Só hoje, não me chames mulher!

cristina costa e silva

(Cristina Costa e Silva) Não me chames aquilo que tento gritar nos outros dias do ano para que me oiças. Não me lembres que preciso de um dia, ou que tu precisas de um dia, para te lembrares de mim. Não me faças entender esta data como se nas outras todas eu fosse transparente e como se nos dias em que finges não me ouvir eu não ficasse triste.

Não queiras fingir que gostas de mim, hoje, como no primeiro dia, apenas porque no teu trabalho as tuas colegas receberam flores do chefe, elogios dos colegas e homenagens no “facebook”.

Eu estou aqui todos os outros dias do ano. Com os teus filhos, os nossos filhos, que todas as noites me pedem o impossível quando chego cansada do meu trabalho e ainda tenho o part-time que ninguém remunera e tu nunca valorizas.

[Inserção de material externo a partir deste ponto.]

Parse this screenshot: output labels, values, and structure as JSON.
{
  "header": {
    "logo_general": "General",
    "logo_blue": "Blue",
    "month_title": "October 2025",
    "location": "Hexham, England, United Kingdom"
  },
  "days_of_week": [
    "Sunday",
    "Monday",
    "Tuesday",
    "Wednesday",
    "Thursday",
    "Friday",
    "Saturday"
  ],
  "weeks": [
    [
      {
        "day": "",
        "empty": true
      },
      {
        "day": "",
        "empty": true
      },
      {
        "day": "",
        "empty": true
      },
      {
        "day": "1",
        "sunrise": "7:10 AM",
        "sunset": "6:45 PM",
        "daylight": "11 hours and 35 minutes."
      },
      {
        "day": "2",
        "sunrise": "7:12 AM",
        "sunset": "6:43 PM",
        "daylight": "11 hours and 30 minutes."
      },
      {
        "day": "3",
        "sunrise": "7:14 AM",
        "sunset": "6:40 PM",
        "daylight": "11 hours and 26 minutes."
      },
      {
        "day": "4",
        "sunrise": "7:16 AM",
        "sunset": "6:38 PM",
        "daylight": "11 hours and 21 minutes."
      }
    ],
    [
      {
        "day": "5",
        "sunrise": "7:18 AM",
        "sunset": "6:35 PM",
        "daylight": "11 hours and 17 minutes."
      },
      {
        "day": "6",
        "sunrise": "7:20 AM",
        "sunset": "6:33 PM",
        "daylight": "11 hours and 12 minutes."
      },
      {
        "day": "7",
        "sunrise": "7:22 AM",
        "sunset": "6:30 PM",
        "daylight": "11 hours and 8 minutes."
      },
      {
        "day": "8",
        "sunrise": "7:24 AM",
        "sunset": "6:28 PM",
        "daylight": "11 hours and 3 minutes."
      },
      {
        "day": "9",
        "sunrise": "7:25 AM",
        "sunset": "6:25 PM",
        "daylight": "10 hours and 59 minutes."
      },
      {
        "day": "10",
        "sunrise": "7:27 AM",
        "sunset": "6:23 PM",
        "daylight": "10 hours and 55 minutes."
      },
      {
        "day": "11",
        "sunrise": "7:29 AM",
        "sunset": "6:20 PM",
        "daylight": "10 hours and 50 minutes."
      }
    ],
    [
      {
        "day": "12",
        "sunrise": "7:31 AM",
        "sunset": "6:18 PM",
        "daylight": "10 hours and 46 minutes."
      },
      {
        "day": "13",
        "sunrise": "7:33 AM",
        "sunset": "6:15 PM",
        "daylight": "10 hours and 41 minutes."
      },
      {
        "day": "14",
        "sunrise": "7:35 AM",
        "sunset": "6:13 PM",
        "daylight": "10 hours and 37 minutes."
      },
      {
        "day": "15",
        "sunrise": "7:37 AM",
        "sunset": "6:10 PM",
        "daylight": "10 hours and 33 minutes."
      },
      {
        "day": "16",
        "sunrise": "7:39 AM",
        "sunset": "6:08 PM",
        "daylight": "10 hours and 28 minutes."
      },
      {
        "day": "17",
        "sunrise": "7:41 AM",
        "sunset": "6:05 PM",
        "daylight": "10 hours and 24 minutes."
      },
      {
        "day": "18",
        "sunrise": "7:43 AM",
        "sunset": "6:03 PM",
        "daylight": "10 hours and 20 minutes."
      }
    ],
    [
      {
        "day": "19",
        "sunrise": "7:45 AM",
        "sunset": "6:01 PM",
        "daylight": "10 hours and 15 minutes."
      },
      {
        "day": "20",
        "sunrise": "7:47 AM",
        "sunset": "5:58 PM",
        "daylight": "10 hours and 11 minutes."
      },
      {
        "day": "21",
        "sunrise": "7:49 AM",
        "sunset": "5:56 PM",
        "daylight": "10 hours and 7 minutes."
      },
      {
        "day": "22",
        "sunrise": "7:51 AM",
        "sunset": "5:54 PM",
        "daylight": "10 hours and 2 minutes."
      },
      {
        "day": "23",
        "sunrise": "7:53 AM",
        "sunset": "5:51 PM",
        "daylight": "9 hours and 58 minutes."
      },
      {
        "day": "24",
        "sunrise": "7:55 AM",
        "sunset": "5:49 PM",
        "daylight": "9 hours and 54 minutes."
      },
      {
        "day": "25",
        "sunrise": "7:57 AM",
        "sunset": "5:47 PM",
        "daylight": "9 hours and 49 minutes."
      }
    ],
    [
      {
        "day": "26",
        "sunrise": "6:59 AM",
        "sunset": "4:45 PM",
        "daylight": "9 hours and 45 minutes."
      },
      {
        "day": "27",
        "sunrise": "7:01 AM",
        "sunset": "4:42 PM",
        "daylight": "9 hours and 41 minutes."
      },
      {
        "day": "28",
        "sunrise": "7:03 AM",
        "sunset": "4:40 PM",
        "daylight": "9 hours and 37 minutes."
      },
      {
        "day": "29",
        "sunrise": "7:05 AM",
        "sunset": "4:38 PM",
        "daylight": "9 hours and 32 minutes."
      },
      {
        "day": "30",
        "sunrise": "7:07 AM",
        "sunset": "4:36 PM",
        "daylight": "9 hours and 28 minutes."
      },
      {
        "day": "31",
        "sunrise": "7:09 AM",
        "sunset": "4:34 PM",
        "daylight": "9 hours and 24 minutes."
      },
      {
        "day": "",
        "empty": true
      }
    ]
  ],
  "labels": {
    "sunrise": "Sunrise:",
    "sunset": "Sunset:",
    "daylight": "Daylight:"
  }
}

Sabes, eu sou a mesma a quem durante todos os outros dias do ano tu resmungas pela camisa que não está passada e a quem pedes que te corte as unhas, que te prepare os petiscos para veres o futebol com os teus amigos, depois de eu própria trazer o mais velho da natação e antes de levar a mais nova ao inglês.

Eu sou a mesma que ao longo dos anos tive de manter um emprego que não me realiza, numa função para a qual o meu colega, que por sinal entrou muito depois, recebe mais, apenas porque se convencionou que ele seria capaz de mais do que eu. A mesma que nos 15 minutos que conquistou para ir ao café, vai a correr ao sapateiro buscar os sapatos que na véspera pôs para arranjar, apenas porque tu não o podes fazer por causa dessa tua mania de não andar com sacos na mão, porque não condizem com o fato.

Depois, quando volto para o escritório, sem ter tomado o café de que, não sei se sabes, também gosto, o chefe olha para o relógio e para mim e faz sinal ao meu colega, o tal que ganha mais do que eu, com quem vai para o café durante meia hora falar do tal jogo de futebol que tu vais ver com os teus amigos lá em casa.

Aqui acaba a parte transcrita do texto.